AlloyGPT includes 36 layers of MHA layers and ~400 M trainable parameters. The full structure of the model is shown in Supplementary Fig. 4a. We augment a character-level tokenizer to include words for all elements and signs used in the alloy-specific language. The alloy-specific language dataset includes sentences for both forward prediction and inverse designs. To prepare it, we start with the 523,599 compositions with their structures and properties and randomly separate them into a training set (90% with 471,239 data entries) and a test set (10% with 52,360 entries). For training/testing, each data entry is converted into two sentences with a composition-structure-property and property-structure-composition order using the alloy-specific language, respectively (as shown in Fig. 1c, d). For example, 942,478 sentences corresponding to the 471,239 data entries are used to train the AlloyGPT model. We train the AlloyGPT model from scratch on the training set for 4 epochs with an AdamW optimizer95 using a NVIDIA A40 GPU. No overfitting has been observed (Supplementary Fig. 4b). We developed our code based on nanoGPT96

Design accuracy and diversity evaluation

We use relative L1 errors to measure the design accuracy for the properties.
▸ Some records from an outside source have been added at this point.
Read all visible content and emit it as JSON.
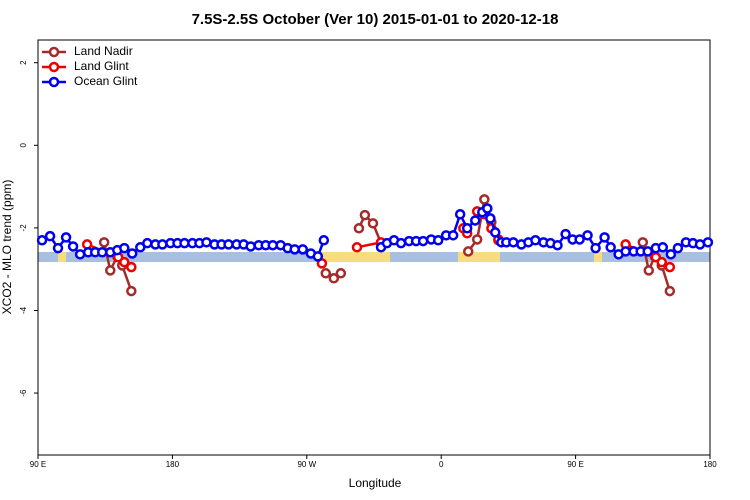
{
  "chart_data": {
    "type": "line",
    "title": "7.5S-2.5S October (Ver 10)   2015-01-01 to 2020-12-18",
    "x_label": "Longitude",
    "y_label": "XCO2 - MLO trend (ppm)",
    "xlim": [
      90,
      540
    ],
    "ylim": [
      -7.5,
      2.55
    ],
    "xticks": [
      {
        "value": 90,
        "label": "90 E"
      },
      180,
      {
        "value": 270,
        "label": "90 W"
      },
      {
        "value": 360,
        "label": "0"
      },
      {
        "value": 450,
        "label": "90 E"
      },
      {
        "value": 540,
        "label": "180"
      }
    ],
    "yticks": [
      -6,
      -4,
      -2,
      0,
      2
    ],
    "legend": "top-left",
    "series": [
      {
        "name": "Land Nadir",
        "color": "#a52a2a",
        "x": [
          134.3,
          138.4,
          143.1,
          146.4,
          152.5,
          null,
          282.7,
          288.1,
          292.8,
          null,
          304.9,
          308.9,
          314.3,
          319.7,
          null,
          378.1,
          384.1,
          388.9,
          393.6,
          398.3,
          null,
          495.0,
          499.0,
          503.0,
          507.7,
          513.1
        ],
        "values": [
          -2.35,
          -3.03,
          -2.69,
          -2.91,
          -3.53,
          null,
          -3.1,
          -3.22,
          -3.1,
          null,
          -2.01,
          -1.69,
          -1.89,
          -2.37,
          null,
          -2.57,
          -2.28,
          -1.31,
          -1.86,
          -2.3,
          null,
          -2.35,
          -3.03,
          -2.69,
          -2.91,
          -3.53
        ]
      },
      {
        "name": "Land Glint",
        "color": "#ee0000",
        "x": [
          122.9,
          143.7,
          147.8,
          152.5,
          null,
          280.1,
          null,
          303.6,
          319.7,
          null,
          374.8,
          377.4,
          384.1,
          388.9,
          393.6,
          398.3,
          null,
          483.5,
          503.7,
          507.7,
          513.1
        ],
        "values": [
          -2.4,
          -2.71,
          -2.83,
          -2.95,
          null,
          -2.86,
          null,
          -2.47,
          -2.35,
          null,
          -2.01,
          -2.13,
          -1.6,
          -1.67,
          -2.01,
          -2.28,
          null,
          -2.4,
          -2.71,
          -2.83,
          -2.95
        ]
      },
      {
        "name": "Ocean Glint",
        "color": "#0000ee",
        "x": [
          92.7,
          98.1,
          103.4,
          108.8,
          113.5,
          118.2,
          123.6,
          128.3,
          133.0,
          138.4,
          143.1,
          147.8,
          153.1,
          158.5,
          163.2,
          168.6,
          173.3,
          178.7,
          183.4,
          188.1,
          193.4,
          198.1,
          202.8,
          208.2,
          212.9,
          217.6,
          223.0,
          227.7,
          232.4,
          237.8,
          242.5,
          247.2,
          252.5,
          257.2,
          261.9,
          267.3,
          272.7,
          277.4,
          281.4,
          null,
          319.7,
          323.7,
          328.4,
          333.1,
          338.5,
          343.2,
          347.9,
          353.3,
          358.0,
          363.3,
          368.0,
          372.7,
          377.4,
          382.8,
          387.5,
          390.9,
          392.9,
          396.2,
          400.3,
          403.6,
          408.3,
          413.7,
          418.4,
          423.1,
          428.5,
          433.2,
          437.9,
          443.3,
          448.0,
          452.7,
          458.0,
          463.4,
          469.4,
          473.5,
          478.8,
          483.5,
          488.9,
          493.6,
          498.3,
          503.7,
          508.4,
          513.8,
          518.5,
          523.9,
          528.6,
          533.3,
          538.6
        ],
        "values": [
          -2.3,
          -2.2,
          -2.49,
          -2.23,
          -2.45,
          -2.64,
          -2.59,
          -2.59,
          -2.59,
          -2.59,
          -2.54,
          -2.49,
          -2.62,
          -2.47,
          -2.37,
          -2.4,
          -2.4,
          -2.37,
          -2.37,
          -2.37,
          -2.37,
          -2.37,
          -2.35,
          -2.4,
          -2.4,
          -2.4,
          -2.4,
          -2.4,
          -2.45,
          -2.42,
          -2.42,
          -2.42,
          -2.42,
          -2.49,
          -2.52,
          -2.52,
          -2.62,
          -2.69,
          -2.3,
          null,
          -2.47,
          -2.37,
          -2.3,
          -2.37,
          -2.32,
          -2.32,
          -2.32,
          -2.28,
          -2.3,
          -2.18,
          -2.18,
          -1.67,
          -2.01,
          -1.82,
          -1.62,
          -1.53,
          -1.77,
          -2.11,
          -2.35,
          -2.35,
          -2.35,
          -2.4,
          -2.35,
          -2.3,
          -2.35,
          -2.37,
          -2.42,
          -2.15,
          -2.28,
          -2.28,
          -2.18,
          -2.49,
          -2.23,
          -2.47,
          -2.64,
          -2.57,
          -2.57,
          -2.57,
          -2.57,
          -2.49,
          -2.47,
          -2.64,
          -2.49,
          -2.35,
          -2.37,
          -2.4,
          -2.35
        ]
      }
    ]
  }
}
$${L}_{1}^{{rela}}\left[x,\,y\right]=\frac{\left|y-x\right|}{\left|x\right|}$$
(6)

where x is the ground truth or input value, and y is the achieved value based on the designed composition.

For the repeated designs with the same input target and a fixed prediction temperature, we use the coefficient of variance, CV, to measure the diversity of the suggested compositions.

$${CV}=\frac{\sigma }{\mu }$$
(7)

where \(\sigma\) is the standard deviation and \(\mu\) is the mean of the designed mol% of the individual elements.